I hadn't even thought about that up to now --- I guess I'm just another of those fools who believed that professional US Attorneys, even ambitious Republican ones, would neither risk their reputations nor the public's faith in the rule of law by helping cover up the vast network of GOP corruption. It never occurred to me that the political arm of the Justice Department would have the balls to interfere in such high profile cases for fear of a revolt from the US Attorney's themselves. I assumed that the wheels of justice moved slowly and that if they didn't indict high profile political figures it was because the cases were too murky and would risk a very public failure.

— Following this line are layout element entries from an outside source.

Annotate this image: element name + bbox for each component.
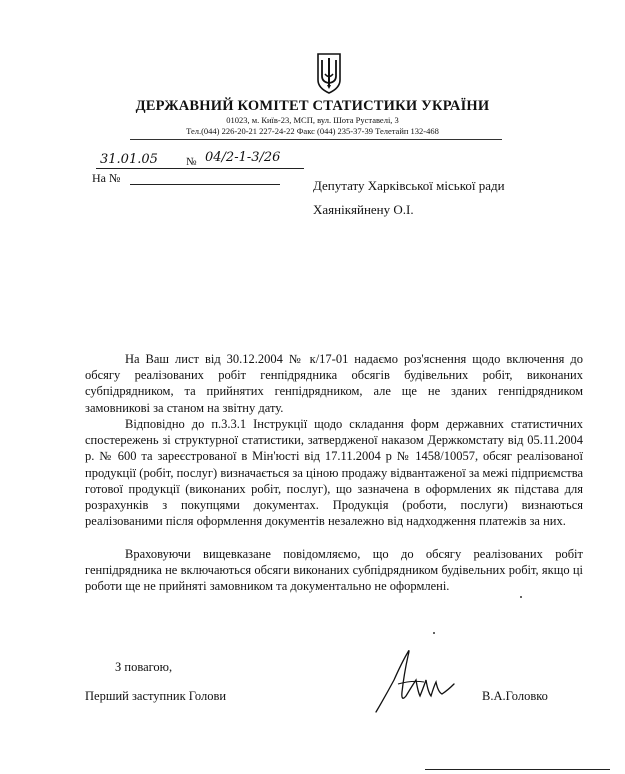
registration-underline xyxy=(96,168,304,169)
body-paragraph-2: Відповідно до п.3.3.1 Інструкції щодо складання форм державних статистичних спостережень зі структурної статистики, затвердженої наказом Держкомстату від 05.11.2004 р. № 600 та зареєстрованої в Мін'юсті від 17.11.2004 р № 1458/10057, обсяг реалізованої продукції (робіт, послуг) визначається за ціною продажу відвантаженої за межі підприємства готової продукції (виконаних робіт, послуг), що зазначена в оформлених як підстава для розрахунків з покупцями документах. Продукція (роботи, послуги) визнаються реалізованими після оформлення документів незалежно від надходження платежів за них. xyxy=(85,417,583,529)
scan-speck xyxy=(520,596,522,598)
recipient-title: Депутату Харківської міської ради xyxy=(313,178,505,193)
organization-name: ДЕРЖАВНИЙ КОМІТЕТ СТАТИСТИКИ УКРАЇНИ xyxy=(135,98,490,114)
reply-reference-label: На № xyxy=(92,171,121,185)
header-divider xyxy=(130,139,502,140)
reply-reference-underline xyxy=(130,184,280,185)
organization-address: 01023, м. Київ-23, МСП, вул. Шота Руставелі, 3 xyxy=(226,115,399,125)
organization-phones: Тел.(044) 226-20-21 227-24-22 Факс (044) 235-37-39 Телетайп 132-468 xyxy=(186,126,439,136)
registration-number: 04/2-1-3/26 xyxy=(205,150,281,165)
recipient-name: Хаянікяйнену О.І. xyxy=(313,202,414,217)
handwritten-signature xyxy=(368,640,468,720)
body-paragraph-1: На Ваш лист від 30.12.2004 № к/17-01 надаємо роз'яснення щодо включення до обсягу реалізованих робіт генпідрядника обсягів будівельних робіт, виконаних субпідрядником, та прийнятих генпідрядником, але ще не зданих генпідрядником замовникові за станом на звітну дату. xyxy=(85,352,583,415)
registration-date: 31.01.05 xyxy=(100,152,158,167)
closing-regards: З повагою, xyxy=(115,660,173,674)
signer-position: Перший заступник Голови xyxy=(85,689,227,703)
scan-speck xyxy=(433,632,435,634)
signer-name: В.А.Головко xyxy=(482,689,548,703)
registration-number-label: № xyxy=(186,156,197,168)
body-paragraph-3: Враховуючи вищевказане повідомляємо, що до обсягу реалізованих робіт генпідрядника не включаються обсяги виконаних субпідрядником будівельних робіт, якщо ці роботи ще не прийняті замовником та документально не оформлені. xyxy=(85,547,583,594)
trident-emblem-icon xyxy=(315,52,343,94)
footer-line xyxy=(425,769,610,770)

Then came the firings and we find that throughout the country these Republican prosecutors have been targeting Democrats. (And we can speculate as Christy at FDL does here on the possible method to their madness.) I now realize that I honestly did not think that even this criminal administration would go so far as to allow Karl Rove to have a hand in the Justice department and I never considered that US Attorney's were doing his bidding.
Why I was so naive, I do not know. Tom Delay, after all, is still free. I guess I still thought that there were certain limits, even for this administration.